Juvenile diabetes: Fifteen people with serious Type I (juvenile) diabetes became "insulin free" after adult pancreatic islet cell transplants; nine still need no insulin injections. - American Diabetes Assoc. Report, June 24, 2001

Spinal cord injury: A young woman rendered paraplegic by a car accident can move her toes and legs after injection of her own immune-system cells into her severed spinal cord. - Toronto Globe and Mail, June 15, 2001

Immune deficiency: Two children born without immune systems ("bubble boy" syndrome) have left their sterile environment and now lead normal lives after bone marrow stem cell treatment. - Science, The Washington Post, April 28, 2000

Embryonic stem cells

Juvenile diabetes: No person has benefited.

Spinal cord injury: No person has benefited.

Immune deficiency: No person has benefited.

Let's support promising medical research that everybody can live with.

Part 3 ~ Stem cells: Myth vs.
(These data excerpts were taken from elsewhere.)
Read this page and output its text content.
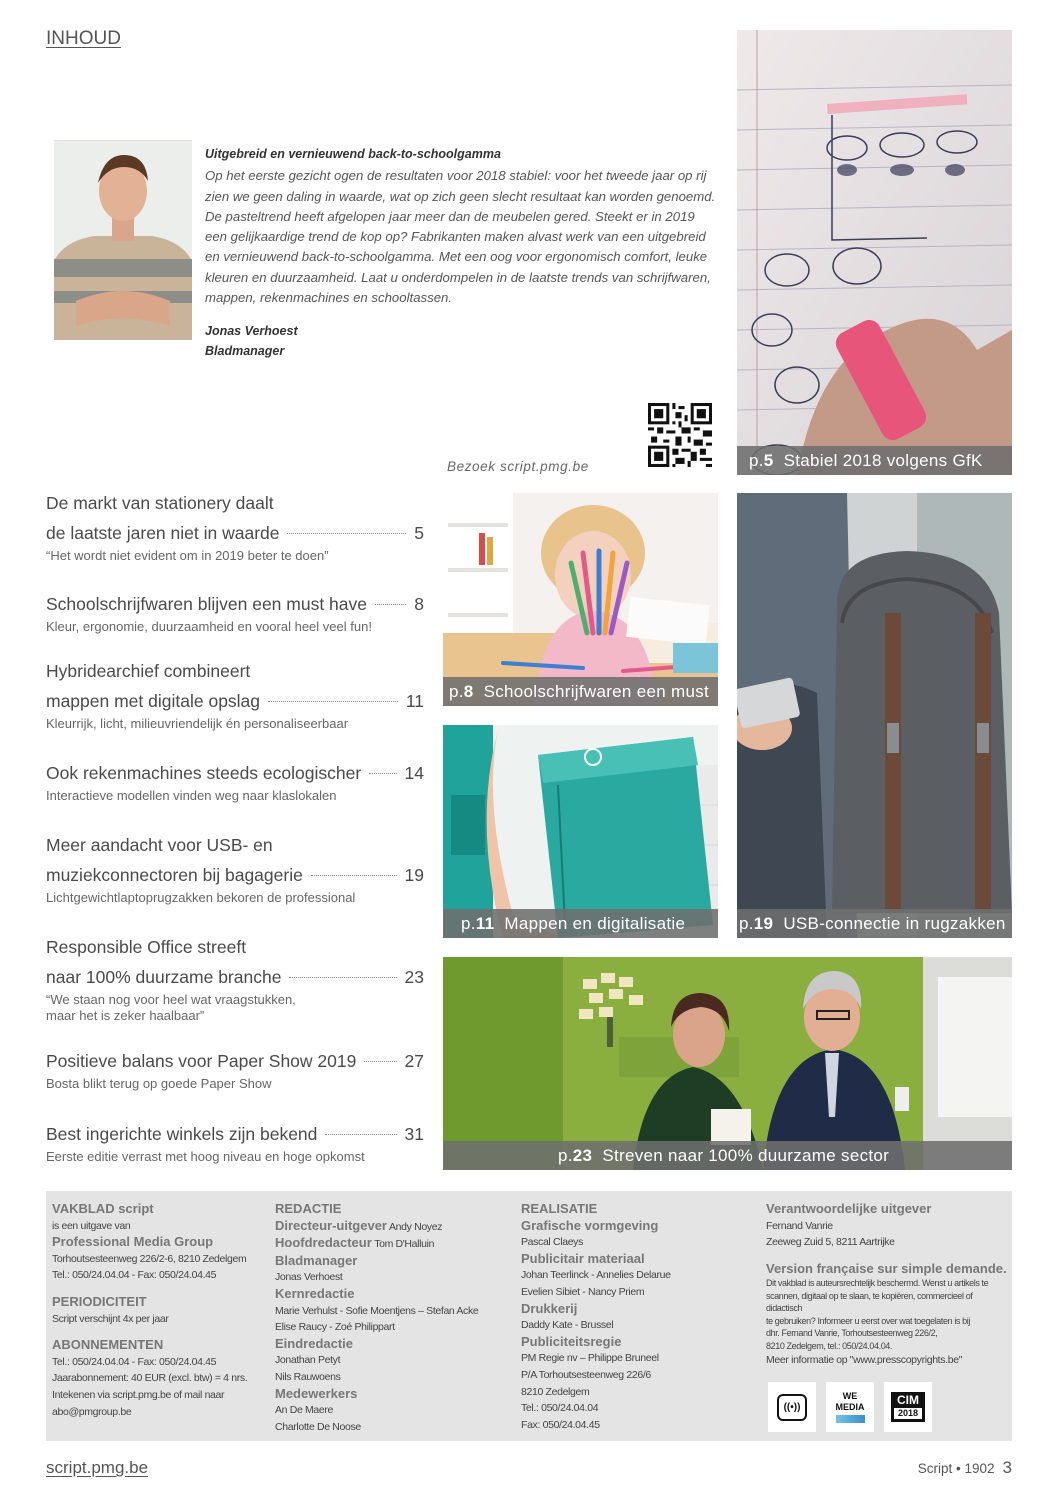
INHOUD
Uitgebreid en vernieuwend back-to-schoolgamma
Op het eerste gezicht ogen de resultaten voor 2018 stabiel: voor het tweede jaar op rij zien we geen daling in waarde, wat op zich geen slecht resultaat kan worden genoemd. De pasteltrend heeft afgelopen jaar meer dan de meubelen gered. Steekt er in 2019 een gelijkaardige trend de kop op? Fabrikanten maken alvast werk van een uitgebreid en vernieuwend back-to-schoolgamma. Met een oog voor ergonomisch comfort, leuke kleuren en duurzaamheid. Laat u onderdompelen in de laatste trends van schrijfwaren, mappen, rekenmachines en schooltassen.
Jonas Verhoest
Bladmanager
Bezoek script.pmg.be	p.5 Stabiel 2018 volgens GfK
p.8 Schoolschrijfwaren een must
p.11 Mappen en digitalisatie	p.19 USB-connectie in rugzakken
p.23 Streven naar 100% duurzame sector
De markt van stationery daalt
de laatste jaren niet in waarde	5
“Het wordt niet evident om in 2019 beter te doen”
Schoolschrijfwaren blijven een must have	8
Kleur, ergonomie, duurzaamheid en vooral heel veel fun!
Hybridearchief combineert
mappen met digitale opslag	11
Kleurrijk, licht, milieuvriendelijk én personaliseerbaar
Ook rekenmachines steeds ecologischer 14
Interactieve modellen vinden weg naar klaslokalen
Meer aandacht voor USB- en
muziekconnectoren bij bagagerie	19
Lichtgewichtlaptoprugzakken bekoren de professional
Responsible Office streeft
naar 100% duurzame branche	23
“We staan nog voor heel wat vraagstukken,
maar het is zeker haalbaar”
Positieve balans voor Paper Show 2019	27
Bosta blikt terug op goede Paper Show
Best ingerichte winkels zijn bekend	31
Eerste editie verrast met hoog niveau en hoge opkomst
VAKBLAD script
is een uitgave van
Professional Media Group
Torhoutsesteenweg 226/2-6, 8210 Zedelgem
Tel.: 050/24.04.04 - Fax: 050/24.04.45
PERIODICITEIT
Script verschijnt 4x per jaar
ABONNEMENTEN
Tel.: 050/24.04.04 - Fax: 050/24.04.45
Jaarabonnement: 40 EUR (excl. btw) = 4 nrs.
Intekenen via script.pmg.be of mail naar
abo@pmgroup.be
REDACTIE
Directeur-uitgever Andy Noyez
Hoofdredacteur Tom D'Halluin
Bladmanager
Jonas Verhoest
Kernredactie
Marie Verhulst - Sofie Moentjens – Stefan Acke
Elise Raucy - Zoé Philippart
Eindredactie
Jonathan Petyt
Nils Rauwoens
Medewerkers
An De Maere
Charlotte De Noose
REALISATIE
Grafische vormgeving
Pascal Claeys
Publicitair materiaal
Johan Teerlinck - Annelies Delarue
Evelien Sibiet - Nancy Priem
Drukkerij
Daddy Kate - Brussel
Publiciteitsregie
PM Regie nv – Philippe Bruneel
P/A Torhoutsesteenweg 226/6
8210 Zedelgem
Tel.: 050/24.04.04
Fax: 050/24.04.45
Verantwoordelijke uitgever
Fernand Vanrie
Zeeweg Zuid 5, 8211 Aartrijke
Version française sur simple demande.
Dit vakblad is auteursrechtelijk beschermd. Wenst u artikels te
scannen, digitaal op te slaan, te kopiëren, commercieel of didactisch
te gebruiken? Informeer u eerst over wat toegelaten is bij
dhr. Fernand Vanrie, Torhoutsesteenweg 226/2,
8210 Zedelgem, tel.: 050/24.04.04.
Meer informatie op "www.presscopyrights.be"
((•))
WE
MEDIA	CIM
2018
script.pmg.be	Script • 1902 3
Reality

Myth: "Excess embryos are going to be discarded anyway."

Reality: Not necessarily. Today, parents can preserve "excess" embryos for future pregnancies as well as donate them to other couples. Under proposed NIH guidelines, parents will be asked to consider having the embryos destroyed for federally-funded research instead.

In a 2001 study, 59% of parents who initially planned to discard their embryos after three years later changed their minds, choosing another pregnancy or donation to infertile couples. Had the proposed NIH guidelines been in place then, these embryos might have already been destroyed (New England Journal of Medicine, July 5, 2001).

What's more, we now know that the scientists calling for federal funds have themselves moved on to creating embryos solely to destroy them for stem cells. So much for the "discarded anyway" argument.

Let's support promising medical research that everybody can live with.

Part 4 ~ Stem-cell research: We don't do evil that good may come.

In the case of embryonic stem cell research, a human being is being sacrificed for his or her body parts so that someone else can survive or get healthy. Those of us who hold to the intrinsic value of life believe that destroying human embryos, regardless of the desired good, is unethical and unacceptable in a civilized society.

Further, the creation of human beings solely in order to kill them for their cells is the ultimate reduction of a fellow human being to a mere means, to an instrument of other people's wishes.

The utilitarians argue that the potential medical advances of harvesting stem cells from human embryos for medical research justifies going ahead.

Should we use our taxes for research which requires destroying human embryos? We believe that such unethical research shouldn't be done at all. But if some people are going to do it, it must be at their expense, not the expense of taxpayers ~ and on their conscience.

Let's support promising medical research that everybody can live with.